COMPELLING ADDITIONAL evidence that Spain’s severe financial problems have deepened into grave political and even constitutional crises came from an unexpected source last Tuesday: King Juan Carlos himself. The Spanish monarch never normally comments on political controversies. The only time the king has previously intervened directly in national affairs was when he faced down an attempted coup d’état in 1981.
Yet this week he chose to use a new medium – his revamped website – to send the oldest message in the Spanish monarchy’s repertoire: the unity of the country is paramount. His unprecedented internet letter was not expressed in his usual bland generalities. It was universally understood as a scarcely disguised reproof to those Catalans and Basques who are mobilising towards independence. It also seemed to criticise those citizens who are resisting the harsh cuts imposed by prime minister Mariano Rajoy’s conservative government.
“The worst thing we can do is divide our forces, encourage dissent, chase chimeras, and deepen wounds,” he wrote, calling on Spaniards to “defend the democratic and social model we have all chosen”.

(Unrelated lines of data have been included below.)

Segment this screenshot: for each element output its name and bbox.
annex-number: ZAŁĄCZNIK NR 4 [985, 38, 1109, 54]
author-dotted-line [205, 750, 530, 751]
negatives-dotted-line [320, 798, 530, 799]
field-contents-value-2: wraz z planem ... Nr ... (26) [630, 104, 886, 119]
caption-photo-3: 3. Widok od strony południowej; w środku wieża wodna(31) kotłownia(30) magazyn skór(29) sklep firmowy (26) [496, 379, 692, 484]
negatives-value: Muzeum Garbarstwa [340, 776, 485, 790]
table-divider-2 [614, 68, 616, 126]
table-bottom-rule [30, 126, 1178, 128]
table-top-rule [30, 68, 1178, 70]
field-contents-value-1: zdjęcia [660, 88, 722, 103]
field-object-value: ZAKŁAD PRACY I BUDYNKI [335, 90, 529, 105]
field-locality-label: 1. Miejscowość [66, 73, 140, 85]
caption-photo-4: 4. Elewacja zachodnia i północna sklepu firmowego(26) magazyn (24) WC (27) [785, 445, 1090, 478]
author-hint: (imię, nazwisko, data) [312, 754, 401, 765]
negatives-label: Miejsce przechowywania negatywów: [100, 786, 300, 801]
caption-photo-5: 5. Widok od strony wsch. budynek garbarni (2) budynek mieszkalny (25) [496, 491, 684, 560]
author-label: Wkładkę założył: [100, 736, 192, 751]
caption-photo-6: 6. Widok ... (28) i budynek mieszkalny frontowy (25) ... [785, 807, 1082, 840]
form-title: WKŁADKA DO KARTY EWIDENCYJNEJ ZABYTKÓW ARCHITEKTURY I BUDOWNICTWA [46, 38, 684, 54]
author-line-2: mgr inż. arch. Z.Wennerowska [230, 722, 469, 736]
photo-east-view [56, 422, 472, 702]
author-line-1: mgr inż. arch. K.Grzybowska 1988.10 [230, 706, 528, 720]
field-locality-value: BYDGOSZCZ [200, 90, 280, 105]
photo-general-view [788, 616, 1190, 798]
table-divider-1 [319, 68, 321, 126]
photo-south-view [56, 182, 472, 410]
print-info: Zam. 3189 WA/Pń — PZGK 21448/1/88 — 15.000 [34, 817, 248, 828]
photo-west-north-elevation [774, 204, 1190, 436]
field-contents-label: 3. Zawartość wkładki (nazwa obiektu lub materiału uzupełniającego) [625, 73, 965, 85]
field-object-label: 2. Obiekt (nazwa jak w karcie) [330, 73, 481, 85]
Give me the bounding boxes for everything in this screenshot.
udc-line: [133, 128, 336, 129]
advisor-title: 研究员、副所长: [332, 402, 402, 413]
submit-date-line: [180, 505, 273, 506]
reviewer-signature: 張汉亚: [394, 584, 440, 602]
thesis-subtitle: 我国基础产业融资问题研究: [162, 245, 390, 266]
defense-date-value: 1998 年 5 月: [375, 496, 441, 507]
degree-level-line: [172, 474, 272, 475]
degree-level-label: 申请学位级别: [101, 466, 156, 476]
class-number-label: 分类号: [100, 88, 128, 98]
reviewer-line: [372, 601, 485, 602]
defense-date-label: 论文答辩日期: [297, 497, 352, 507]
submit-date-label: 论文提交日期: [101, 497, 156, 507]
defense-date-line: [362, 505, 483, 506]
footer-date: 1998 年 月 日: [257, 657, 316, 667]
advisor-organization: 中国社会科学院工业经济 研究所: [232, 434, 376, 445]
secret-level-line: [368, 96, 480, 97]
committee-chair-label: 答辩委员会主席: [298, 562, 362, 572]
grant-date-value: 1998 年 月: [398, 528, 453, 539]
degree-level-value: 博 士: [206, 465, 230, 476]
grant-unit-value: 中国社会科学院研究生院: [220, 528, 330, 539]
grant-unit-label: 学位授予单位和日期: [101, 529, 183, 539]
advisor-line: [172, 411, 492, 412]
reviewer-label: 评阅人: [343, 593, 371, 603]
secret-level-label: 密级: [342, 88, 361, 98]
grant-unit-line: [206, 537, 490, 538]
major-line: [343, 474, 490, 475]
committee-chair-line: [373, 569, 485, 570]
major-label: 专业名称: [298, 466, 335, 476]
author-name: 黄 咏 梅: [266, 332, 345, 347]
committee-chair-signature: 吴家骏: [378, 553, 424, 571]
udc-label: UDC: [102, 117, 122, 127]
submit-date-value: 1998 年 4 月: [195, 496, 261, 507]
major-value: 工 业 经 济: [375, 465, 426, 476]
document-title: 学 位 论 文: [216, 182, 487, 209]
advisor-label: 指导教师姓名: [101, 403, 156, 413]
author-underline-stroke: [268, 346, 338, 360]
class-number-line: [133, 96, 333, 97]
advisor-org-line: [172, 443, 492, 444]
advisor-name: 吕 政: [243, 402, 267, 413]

One problem with this approach is that many Catalans and Basques would argue that they either never did accept, or no longer accept, the Spanish state as their natural home. Meanwhile, many Spaniards generally are questioning a social model that has left half Spain’s youth unemployed, and public services collapsing. The biggest problem with such an unprecedented royal intervention, however, is that if it is not seen to be effective it only makes bad matters worse.
And on Thursday, as almost everyone expected, Rajoy and the Catalan first minister, Arturo Mas, completely failed to agree how Madrid and Barcelona should share the chronic debt burden that threatens the entire state with bankruptcy. The king’s appeal did not inhibit Mas one whit from strongly hinting he will now call early regional elections, which could well become a kind of plebiscite on independence.
King Juan Carlos is widely credited for assisting Spain’s transition from dictatorship to democracy in the 1970s. But his standing has been battered recently, both by his own indulgence in an ill-considered elephant-hunting trip, and by corruption allegations against his son-in-law. Far from healing his nation’s wounds, his new departure has only added to anxieties about its future.